Erfurt, (lifePR) - Vor dem 31. Dezember sollte jeder Gewerbetreibende seine ausstehenden Forderungen sorgfältig auf drohende Verjährung prüfen, rät die Industrie- und Handelskammer (IHK) Erfurt. Dies betreffe ausstehende Zahlungen aus der Lieferung von Waren oder auch Ansprüche aus verrichteten Arbeiten und Dienstleistungen, wie Reparaturen, Transporten oder Bauarbeiten.

"Forderungen werden oft nicht rechtzeitig geltend gemacht, weil die Unternehmer mit der Verfolgung zu nachlässig umgehen oder die Verjährungsvorschriften nicht beachten" nennt IHK-Hauptgeschäftsführer Gerald Grusser die Ursachen für alljährliche Verluste in Millionenhöhe. Die Regelverjährungsfrist betrage seit dem 1. Januar 2002 drei Jahre. Der Fristlauf beginne mit dem Ende des Jahres, in dem der Anspruch entstanden sei. "Damit drohen am 31. Dezember 2009 insbesondere Forderungen aus dem Jahr 2006 zu verjähren", warnt Grusser.

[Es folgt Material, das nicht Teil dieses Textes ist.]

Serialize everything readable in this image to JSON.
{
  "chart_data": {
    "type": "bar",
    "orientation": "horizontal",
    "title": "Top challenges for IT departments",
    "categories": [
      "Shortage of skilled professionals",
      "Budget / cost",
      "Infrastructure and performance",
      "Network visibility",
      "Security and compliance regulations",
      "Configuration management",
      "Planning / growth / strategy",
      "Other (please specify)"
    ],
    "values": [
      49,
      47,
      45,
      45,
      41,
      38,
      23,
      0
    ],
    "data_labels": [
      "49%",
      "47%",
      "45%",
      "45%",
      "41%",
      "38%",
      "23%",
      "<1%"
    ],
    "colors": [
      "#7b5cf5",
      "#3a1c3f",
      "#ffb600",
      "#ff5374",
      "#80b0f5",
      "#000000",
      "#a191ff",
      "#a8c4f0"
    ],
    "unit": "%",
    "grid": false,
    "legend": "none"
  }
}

Als Mittel den Eintritt der Verjährung zu vermeiden, empfiehlt die IHK Erfurt, noch bis zum Jahresende Klage einzureichen oder einen gerichtlichen Mahnbescheid zu beantragen und zuzustellen. Außergerichtliche Mahnungen dagegen hemmten die laufende Verjährung nicht.